Neue Beraterpflichten: Schritt für Schritt zur Nachhaltigkeitspräferenz

Hannah Petersohn Berater Investmentfonds Versicherungen

 

Der Leitfaden en détail: 1. Abfrage des Wissensstandes

Die Experten haben hierfür ein idealtypisches Frage-Schema für den Beratungsprozess entwickelt. In einem ersten Schritt sollten Berater die Kenntnisse zum Thema Nachhaltigkeit bei ihren Kunden erfragen. Verfügen Verbraucher nicht über das nötige Wissen, ist es an den Beratern diese Lücken zu füllen und einen Überblick zu geben über die „Ziele für nachhaltige Entwicklung“ der Vereinten Nationen.

Im Anschluss sollten Berater ermitteln, inwiefern überhaupt ein grundsätzliches Interesse an Nachhaltigkeitszielen vorhanden ist. Wird diese Frage verneint, ist die Abfrage damit beendet und wird entsprechend dokumentiert. Äußert der Kunde hingegen sein Interesse, müsse er jedoch zuerst darauf hingewiesen werden, dass möglicherweise kein individuelles zu seinen Vorlieben passendes Produkt verfügbar ist.

2. Welcher Schwerpunkt: Social oder Environment?

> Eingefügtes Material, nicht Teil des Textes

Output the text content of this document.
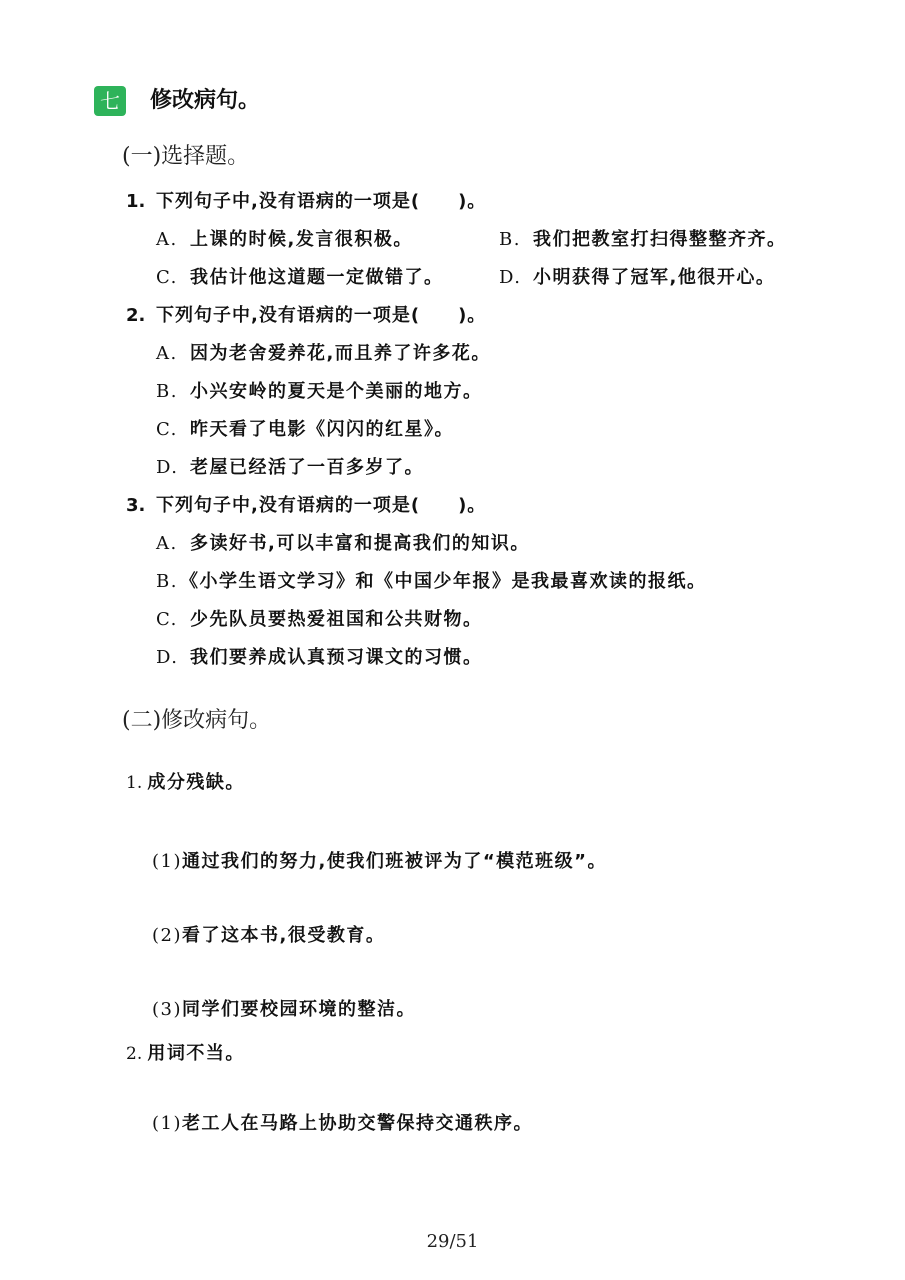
七 修改病句。
(一)选择题。
1. 下列句子中,没有语病的一项是(　　)。
A. 上课的时候,发言很积极。	B. 我们把教室打扫得整整齐齐。
C. 我估计他这道题一定做错了。	D. 小明获得了冠军,他很开心。
2. 下列句子中,没有语病的一项是(　　)。
A. 因为老舍爱养花,而且养了许多花。
B. 小兴安岭的夏天是个美丽的地方。
C. 昨天看了电影《闪闪的红星》。
D. 老屋已经活了一百多岁了。
3. 下列句子中,没有语病的一项是(　　)。
A. 多读好书,可以丰富和提高我们的知识。
B. 《小学生语文学习》和《中国少年报》是我最喜欢读的报纸。
C. 少先队员要热爱祖国和公共财物。
D. 我们要养成认真预习课文的习惯。
(二)修改病句。
1. 成分残缺。
(1)通过我们的努力,使我们班被评为了“模范班级”。
(2)看了这本书,很受教育。
(3)同学们要校园环境的整洁。
2. 用词不当。
(1)老工人在马路上协助交警保持交通秩序。
29/51
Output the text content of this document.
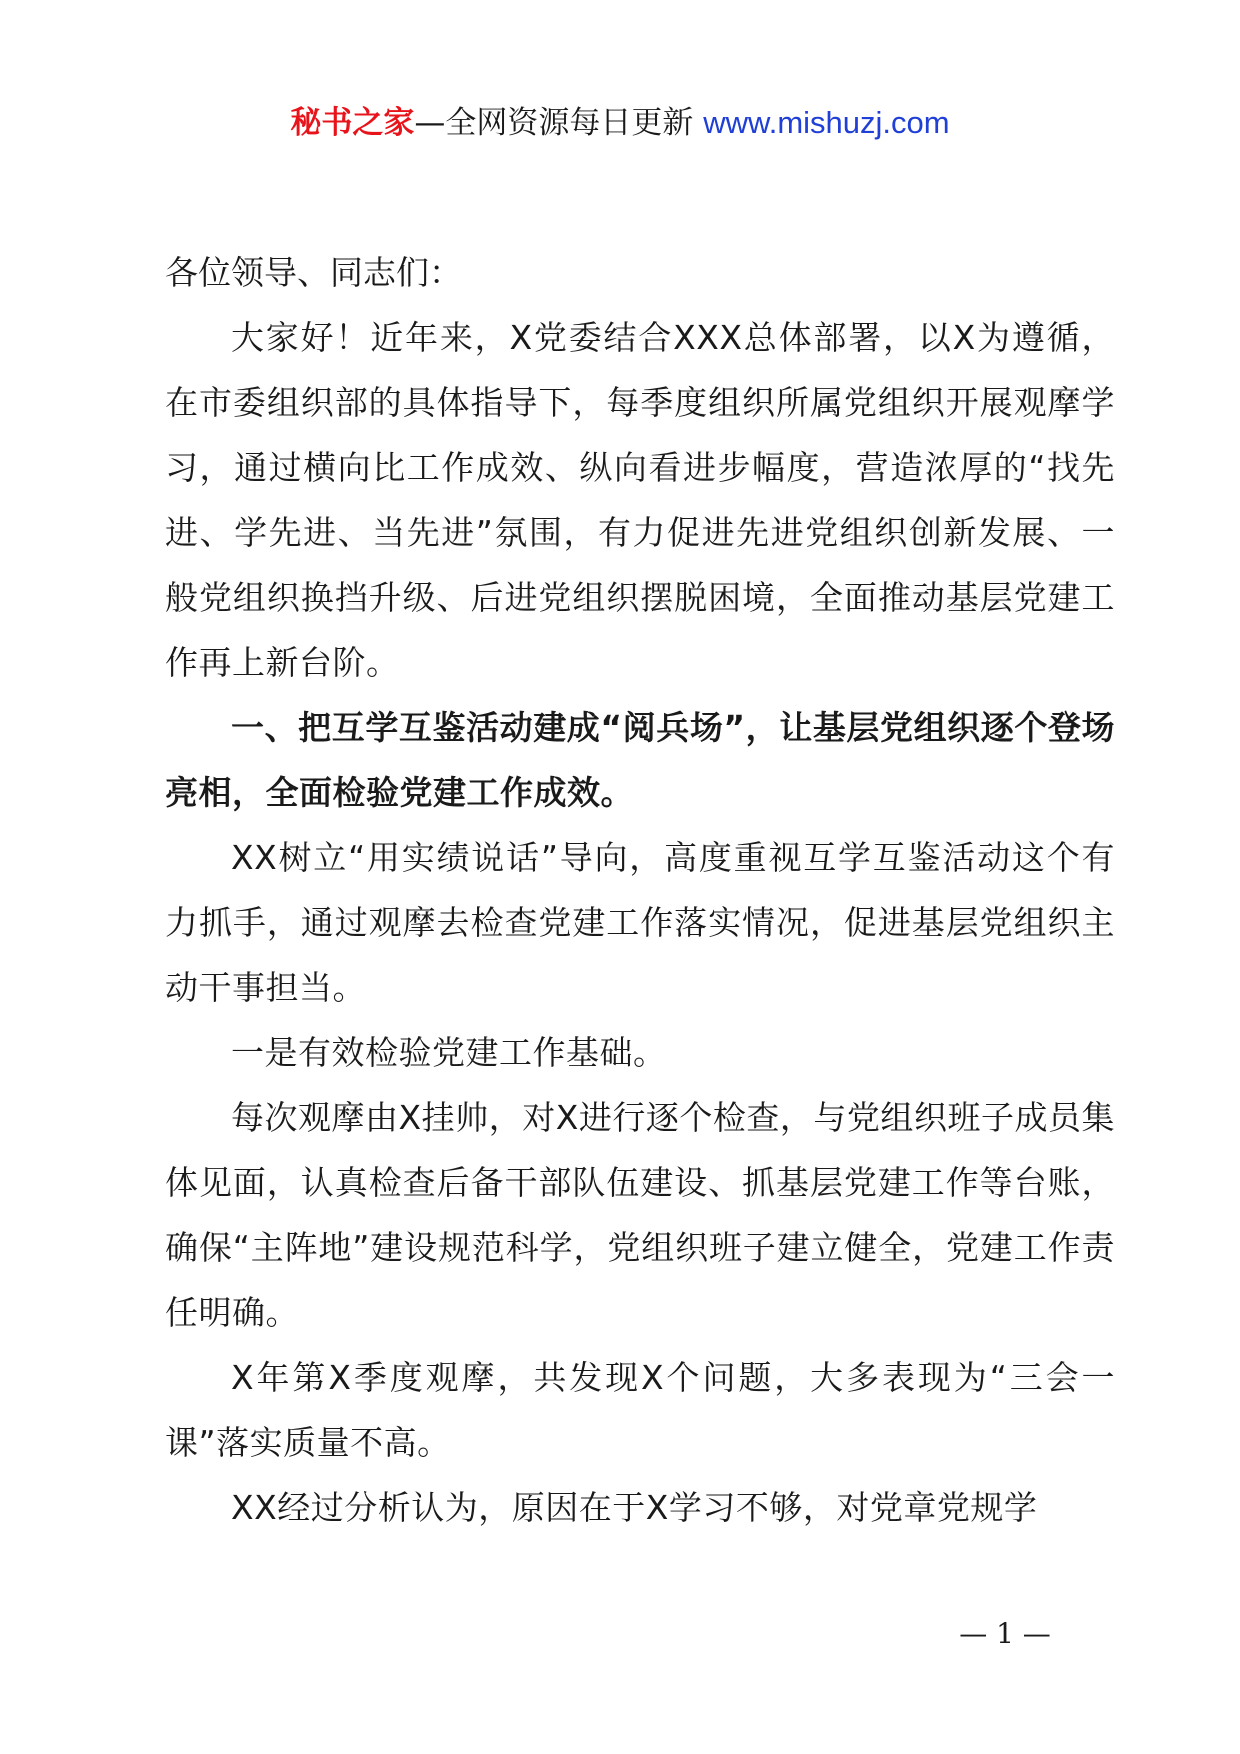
秘书之家—全网资源每日更新 www.mishuzj.com

各位领导、同志们：

大家好！近年来，X党委结合XXX总体部署，以X为遵循，在市委组织部的具体指导下，每季度组织所属党组织开展观摩学习，通过横向比工作成效、纵向看进步幅度，营造浓厚的“找先进、学先进、当先进”氛围，有力促进先进党组织创新发展、一般党组织换挡升级、后进党组织摆脱困境，全面推动基层党建工作再上新台阶。

一、把互学互鉴活动建成“阅兵场”，让基层党组织逐个登场亮相，全面检验党建工作成效。

XX树立“用实绩说话”导向，高度重视互学互鉴活动这个有力抓手，通过观摩去检查党建工作落实情况，促进基层党组织主动干事担当。

一是有效检验党建工作基础。

每次观摩由X挂帅，对X进行逐个检查，与党组织班子成员集体见面，认真检查后备干部队伍建设、抓基层党建工作等台账，确保“主阵地”建设规范科学，党组织班子建立健全，党建工作责任明确。

X年第X季度观摩，共发现X个问题，大多表现为“三会一课”落实质量不高。

XX经过分析认为，原因在于X学习不够，对党章党规学

— 1 —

Im Anschluss sollten Berater die präferierten Schwerpunkte ihrer Kunden herausfinden, wobei der Nachhaltigkeitsfaktor G (Governance) der unter ESG zusammengefassten Kriterien bereits als gegeben angenommen wird, der Fokus also auf S (Social) oder E (Environment) gesetzt werden kann. Wählen Verbraucher keinen Schwerpunkt, solle ihnen das Investment in eine durchschnittlich nachhaltige Anlage ohne speziellen Fokus angeboten werden.

Für jene, die ihre Anlage unter ökologischen Gesichtspunkten (E) auswählen möchten, steht eine breite Themenauswahl zur Verfügung – vom Fokus auf Klimaschutz, über die nachhaltige Nutzung und den Schutz von Waser- und Meeresressourcen über die Vermeidung von Umweltverschmutzung und vielen weiteren. Ähnlich verhält es sich, wenn Kunden ihr Augenmerk auf die sozialen Schwerpunkte (S) legen: Über die Einhaltung von Menschen- und Arbeitsrechten, die Bekämpfung von Ungleichheiten oder die Förderungen von sozialem Zusammenhalt (und weiteren) stehen als zentrale Themen in der Auswahl.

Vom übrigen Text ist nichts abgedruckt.